GryphonCTF_2016:

Category: Pwn Points: 15 Description:

I just learned C last semester! Better put that to the test! Play it here: nc play.spgame.site 9993 Creator - Kelvin Neo (@deathline75)

Write-up

Credits to @zst123 [Manzel Seet] for helping with the general idea of this challenge. (OS duplication all me though).

We are given a source code for the calculator. On first look, it seems fairly simple, we just need to guess the random number and come up with integer sums to overflow into the negative. As we know, general unsigned 32 bit integers go from 0 to 2^32 - 1 and signed 32 bit integers go from -2^31 to 2^31 - 1. To overflow from 0 to negative -100, you need to add 2^32 - 1 - 100, or to effectively add 4,294,967,195.

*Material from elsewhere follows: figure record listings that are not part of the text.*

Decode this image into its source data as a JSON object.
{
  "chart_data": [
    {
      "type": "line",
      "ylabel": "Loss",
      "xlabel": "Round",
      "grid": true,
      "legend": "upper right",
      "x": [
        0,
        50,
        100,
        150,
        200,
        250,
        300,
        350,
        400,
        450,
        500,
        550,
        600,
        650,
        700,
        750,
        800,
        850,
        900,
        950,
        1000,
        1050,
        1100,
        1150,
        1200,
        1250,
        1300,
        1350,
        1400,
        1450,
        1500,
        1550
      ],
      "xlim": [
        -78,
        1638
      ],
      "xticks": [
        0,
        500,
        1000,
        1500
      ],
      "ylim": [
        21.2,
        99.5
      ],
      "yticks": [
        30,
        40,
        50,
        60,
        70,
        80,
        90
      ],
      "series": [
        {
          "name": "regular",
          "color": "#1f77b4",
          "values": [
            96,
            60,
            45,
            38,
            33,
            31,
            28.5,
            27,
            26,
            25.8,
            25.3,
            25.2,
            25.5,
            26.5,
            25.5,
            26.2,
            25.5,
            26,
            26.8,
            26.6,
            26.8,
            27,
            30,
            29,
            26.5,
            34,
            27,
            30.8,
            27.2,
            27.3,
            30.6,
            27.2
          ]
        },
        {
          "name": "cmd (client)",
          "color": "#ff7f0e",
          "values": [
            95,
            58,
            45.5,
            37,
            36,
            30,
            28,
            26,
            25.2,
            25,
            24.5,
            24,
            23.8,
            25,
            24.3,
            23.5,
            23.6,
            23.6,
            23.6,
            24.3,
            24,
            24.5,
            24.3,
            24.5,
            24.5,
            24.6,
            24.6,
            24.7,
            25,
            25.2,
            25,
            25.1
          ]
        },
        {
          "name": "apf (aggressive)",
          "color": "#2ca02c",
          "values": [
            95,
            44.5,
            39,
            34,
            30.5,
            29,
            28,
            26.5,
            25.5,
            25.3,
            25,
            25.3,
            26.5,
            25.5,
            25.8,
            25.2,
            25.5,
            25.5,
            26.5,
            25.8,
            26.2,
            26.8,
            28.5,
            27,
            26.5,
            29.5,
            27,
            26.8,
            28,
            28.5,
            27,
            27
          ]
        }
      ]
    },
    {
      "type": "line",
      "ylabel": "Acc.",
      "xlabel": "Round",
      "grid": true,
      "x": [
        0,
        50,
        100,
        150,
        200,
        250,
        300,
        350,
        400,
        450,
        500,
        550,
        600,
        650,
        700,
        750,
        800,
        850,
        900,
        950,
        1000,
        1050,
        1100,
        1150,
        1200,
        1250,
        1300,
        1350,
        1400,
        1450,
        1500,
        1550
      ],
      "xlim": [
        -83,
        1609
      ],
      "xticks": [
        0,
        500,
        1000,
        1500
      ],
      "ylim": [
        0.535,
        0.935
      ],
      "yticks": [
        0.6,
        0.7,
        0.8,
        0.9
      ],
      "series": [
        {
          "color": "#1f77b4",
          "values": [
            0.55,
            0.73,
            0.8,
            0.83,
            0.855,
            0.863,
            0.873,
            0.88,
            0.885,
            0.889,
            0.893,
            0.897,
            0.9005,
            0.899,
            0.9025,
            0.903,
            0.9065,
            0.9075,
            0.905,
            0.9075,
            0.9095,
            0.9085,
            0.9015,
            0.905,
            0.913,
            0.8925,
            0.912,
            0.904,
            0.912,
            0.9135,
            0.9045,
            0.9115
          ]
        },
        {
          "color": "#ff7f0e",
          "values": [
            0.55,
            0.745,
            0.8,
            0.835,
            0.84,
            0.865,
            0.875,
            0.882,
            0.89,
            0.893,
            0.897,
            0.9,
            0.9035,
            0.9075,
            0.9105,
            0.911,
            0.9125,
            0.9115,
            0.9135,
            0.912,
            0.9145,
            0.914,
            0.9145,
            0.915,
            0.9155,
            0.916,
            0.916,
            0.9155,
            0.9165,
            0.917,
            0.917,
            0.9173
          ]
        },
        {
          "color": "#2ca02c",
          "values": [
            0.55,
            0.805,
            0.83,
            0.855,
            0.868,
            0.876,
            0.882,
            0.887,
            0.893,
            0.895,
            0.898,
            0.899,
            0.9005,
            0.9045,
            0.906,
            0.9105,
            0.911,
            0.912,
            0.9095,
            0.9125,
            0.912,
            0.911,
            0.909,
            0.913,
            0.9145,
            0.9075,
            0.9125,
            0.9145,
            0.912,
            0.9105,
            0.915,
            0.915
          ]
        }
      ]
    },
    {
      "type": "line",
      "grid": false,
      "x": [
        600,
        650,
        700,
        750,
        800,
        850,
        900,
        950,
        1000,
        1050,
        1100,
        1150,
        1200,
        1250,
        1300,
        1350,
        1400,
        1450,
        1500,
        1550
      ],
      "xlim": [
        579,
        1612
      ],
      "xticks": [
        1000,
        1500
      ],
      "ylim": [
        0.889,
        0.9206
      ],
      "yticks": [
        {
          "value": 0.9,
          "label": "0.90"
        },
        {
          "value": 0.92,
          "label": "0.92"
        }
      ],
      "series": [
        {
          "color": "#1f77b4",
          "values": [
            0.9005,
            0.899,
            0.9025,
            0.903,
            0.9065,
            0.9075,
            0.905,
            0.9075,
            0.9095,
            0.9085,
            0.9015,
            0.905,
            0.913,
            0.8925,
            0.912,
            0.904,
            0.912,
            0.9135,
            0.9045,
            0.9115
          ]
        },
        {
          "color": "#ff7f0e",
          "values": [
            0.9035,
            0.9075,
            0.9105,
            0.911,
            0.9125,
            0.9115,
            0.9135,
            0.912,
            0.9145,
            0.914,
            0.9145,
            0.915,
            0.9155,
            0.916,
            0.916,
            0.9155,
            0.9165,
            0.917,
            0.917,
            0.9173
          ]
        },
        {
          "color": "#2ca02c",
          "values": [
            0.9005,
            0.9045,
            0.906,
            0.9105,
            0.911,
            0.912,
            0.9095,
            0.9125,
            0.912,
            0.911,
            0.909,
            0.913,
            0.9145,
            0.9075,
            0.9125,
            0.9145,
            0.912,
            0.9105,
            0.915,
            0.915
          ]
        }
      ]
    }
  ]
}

This challenge however, tests much more on a deeper topic, on C's rand() and srand() function. If we take a look at the source code,

srand(time(NULL));
...
int j =  rand() % 12345678 * -1;
int r = j + 0;

We see that the secret number is rand() for an integer between 0 and -12345678 and we also see that srand(time(NULL)) seeds the random number generator with the timestamp.

Attempting to create a similar program, we find that somehow, the secret number in our script doesn't seem to correspond to the number in the server... what now? Well, apparently, C rand() function differs from OS to OS. If running the program on a MacBook OSX doesn't work, we can try... Ubuntu.

And thus, God said, let there be Dockerfile.

$ docker run --rm ezpwn
Traceback (most recent call last):
  File "./script.py", line 38, in <module>
    raise Exception('GCTF FLAG FOUND %s' % data)
Exception: GCTF FLAG FOUND 
Here is your prize GCTF{5ub7r4c710n_by_h1dd3n_4dd1710n}!

Therefore, the flag is GCTF{5ub7r4c710n_by_h1dd3n_4dd1710n}.